Обычно я нормировал свои взгляды, чтобы не выдать слишком много собственной глупости, собственной привязанности, но сейчас решил побаловать себя. Даже пойти вразнос. При дневном свете Тоби смотрелся по-другому — одновременно бледнее, ярче и четче, словно наконец-то попал в фокус. А в очертаниях челюсти и изгибе щеки уже просматривались намеки на того мужчину, которым он станет. Но пока это был просто Тоби, мой Тоби — небесная синева глаз и блекнущие прыщи, щедрая улыбка, слегка вздернутый нос.

Он ссутулился пониже в кресле, в точности как типичный подросток, но вдруг вверх по моей лодыжке целенаправленно поехала облаченная в носок нога.

Я замер, сглотнул унизительный стон, который мог бы у меня вырваться, и отвернулся от окна.

Лицо Тоби было сама невинность, в то время как его стопа ползла все выше.

— Раздвинь ноги, — сказал он одними губами.

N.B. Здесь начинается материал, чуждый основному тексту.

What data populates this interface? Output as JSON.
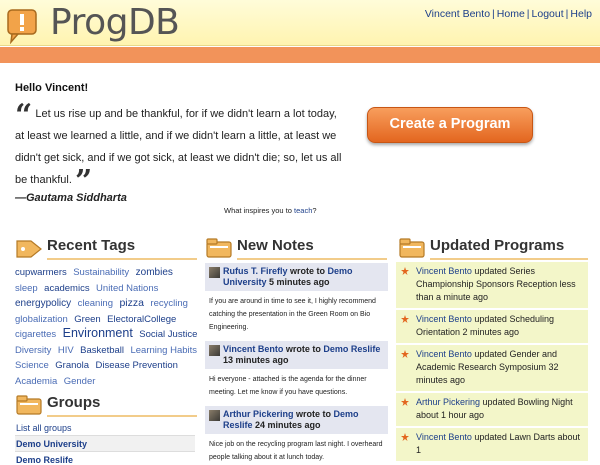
{
  "header": {
    "app_name": "ProgDB",
    "nav": [
      "Vincent Bento",
      "Home",
      "Logout",
      "Help"
    ],
    "nav_separator": "|"
  },
  "welcome": {
    "greeting": "Hello Vincent!",
    "open_quote": "“",
    "close_quote": "”",
    "quote": "Let us rise up and be thankful, for if we didn't learn a lot today, at least we learned a little, and if we didn't learn a little, at least we didn't get sick, and if we got sick, at least we didn't die; so, let us all be thankful.",
    "author": "—Gautama Siddharta",
    "inspires_prefix": "What inspires you to ",
    "inspires_link": "teach",
    "inspires_suffix": "?",
    "create_button": "Create a Program"
  },
  "sections": {
    "tags_title": "Recent Tags",
    "notes_title": "New Notes",
    "programs_title": "Updated Programs",
    "groups_title": "Groups"
  },
  "tags": [
    {
      "text": "cupwarmers",
      "size": 9.5,
      "color": "#1d3f8a"
    },
    {
      "text": "Sustainability",
      "size": 9.5,
      "color": "#4a6cb5"
    },
    {
      "text": "zombies",
      "size": 10,
      "color": "#1d3f8a"
    },
    {
      "text": "sleep",
      "size": 9.5,
      "color": "#4a6cb5"
    },
    {
      "text": "academics",
      "size": 9.5,
      "color": "#1d3f8a"
    },
    {
      "text": "United Nations",
      "size": 9.5,
      "color": "#4a6cb5"
    },
    {
      "text": "energypolicy",
      "size": 10,
      "color": "#1d3f8a"
    },
    {
      "text": "cleaning",
      "size": 9.5,
      "color": "#4a6cb5"
    },
    {
      "text": "pizza",
      "size": 10.5,
      "color": "#1d3f8a"
    },
    {
      "text": "recycling",
      "size": 9.5,
      "color": "#4a6cb5"
    },
    {
      "text": "globalization",
      "size": 9.5,
      "color": "#4a6cb5"
    },
    {
      "text": "Green",
      "size": 9.5,
      "color": "#1d3f8a"
    },
    {
      "text": "ElectoralCollege",
      "size": 9.5,
      "color": "#1d3f8a"
    },
    {
      "text": "cigarettes",
      "size": 9.5,
      "color": "#4a6cb5"
    },
    {
      "text": "Environment",
      "size": 12.5,
      "color": "#1d3f8a"
    },
    {
      "text": "Social Justice",
      "size": 9.5,
      "color": "#1d3f8a"
    },
    {
      "text": "Diversity",
      "size": 9.5,
      "color": "#4a6cb5"
    },
    {
      "text": "HIV",
      "size": 9.5,
      "color": "#4a6cb5"
    },
    {
      "text": "Basketball",
      "size": 9.5,
      "color": "#1d3f8a"
    },
    {
      "text": "Learning Habits",
      "size": 9.5,
      "color": "#4a6cb5"
    },
    {
      "text": "Science",
      "size": 9.5,
      "color": "#4a6cb5"
    },
    {
      "text": "Granola",
      "size": 9.5,
      "color": "#1d3f8a"
    },
    {
      "text": "Disease Prevention",
      "size": 9.5,
      "color": "#1d3f8a"
    },
    {
      "text": "Academia",
      "size": 9.5,
      "color": "#4a6cb5"
    },
    {
      "text": "Gender",
      "size": 9.5,
      "color": "#4a6cb5"
    }
  ],
  "groups": {
    "items": [
      "List all groups",
      "Demo University",
      "Demo Reslife"
    ]
  },
  "notes": [
    {
      "author": "Rufus T. Firefly",
      "wrote_to": "wrote to",
      "target": "Demo University",
      "time": "5 minutes ago",
      "body": "If you are around in time to see it, I highly recommend catching the presentation in the Green Room on Bio Engineering."
    },
    {
      "author": "Vincent Bento",
      "wrote_to": "wrote to",
      "target": "Demo Reslife",
      "time": "13 minutes ago",
      "body": "Hi everyone - attached is the agenda for the dinner meeting. Let me know if you have questions."
    },
    {
      "author": "Arthur Pickering",
      "wrote_to": "wrote to",
      "target": "Demo Reslife",
      "time": "24 minutes ago",
      "body": "Nice job on the recycling program last night. I overheard people talking about it at lunch today."
    }
  ],
  "programs": [
    {
      "who": "Vincent Bento",
      "text": "updated Series Championship Sponsors Reception less than a minute ago"
    },
    {
      "who": "Vincent Bento",
      "text": "updated Scheduling Orientation 2 minutes ago"
    },
    {
      "who": "Vincent Bento",
      "text": "updated Gender and Academic Research Symposium 32 minutes ago"
    },
    {
      "who": "Arthur Pickering",
      "text": "updated Bowling Night about 1 hour ago"
    },
    {
      "who": "Vincent Bento",
      "text": "updated Lawn Darts about 1"
    }
  ],
  "colors": {
    "link": "#1d3f8a",
    "orange": "#f2935a",
    "button": "#e3661f",
    "program_bg": "#f3f6c9",
    "note_bg": "#e4e6f0"
  }
}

Я лихорадочно замотал головой.

— Раздвинь. Ноги. — Каждое беззвучное слово четко артикулировано. Приказ. Который невозможно нарушить. Перед которым невозможно устоять.

И я раздвинул. Конечно же я раздвинул. И, прикрытый столешницей, Тоби расставил их еще шире, лаская неожиданно проворными пальцами внутреннюю сторону моего бедра и… господи боже… ствол беспомощно твердеющего члена.

Его сверкающие глаза не отрывались от моих.

— Билеты от Паддингтона, пожалуйста.

Я уставился на проводницу, а в голове не было ни единого слова, ни единой мысли. Тоби перестал двигаться, но стопу не убрал. Между ног стало жарко от обещанного — или грозившего мне — прикосновения.

— Сэр, билеты от Паддингтона предъявите, пожалуйста.

— Ах да. Конечно.

У меня так тряслись руки, что Тоби пришлось помочь с бумажником. Он протянул билеты с милой и непринужденной улыбкой. Проводница улыбнулась в ответ, возвращая прокомпостированные талончики.

А я чувствовал себя… голым. Раскрасневшимся и смущенным созданием Тоби, словно тот, кем я был все остальное время — осторожный, сдержанный и компетентный мужчина — это всего лишь надетая мной личина.

— Чай, кофе не желаете?

— Чай, пожалуйста, — ответил ей Тоби, с лица которого все еще не сошла улыбка.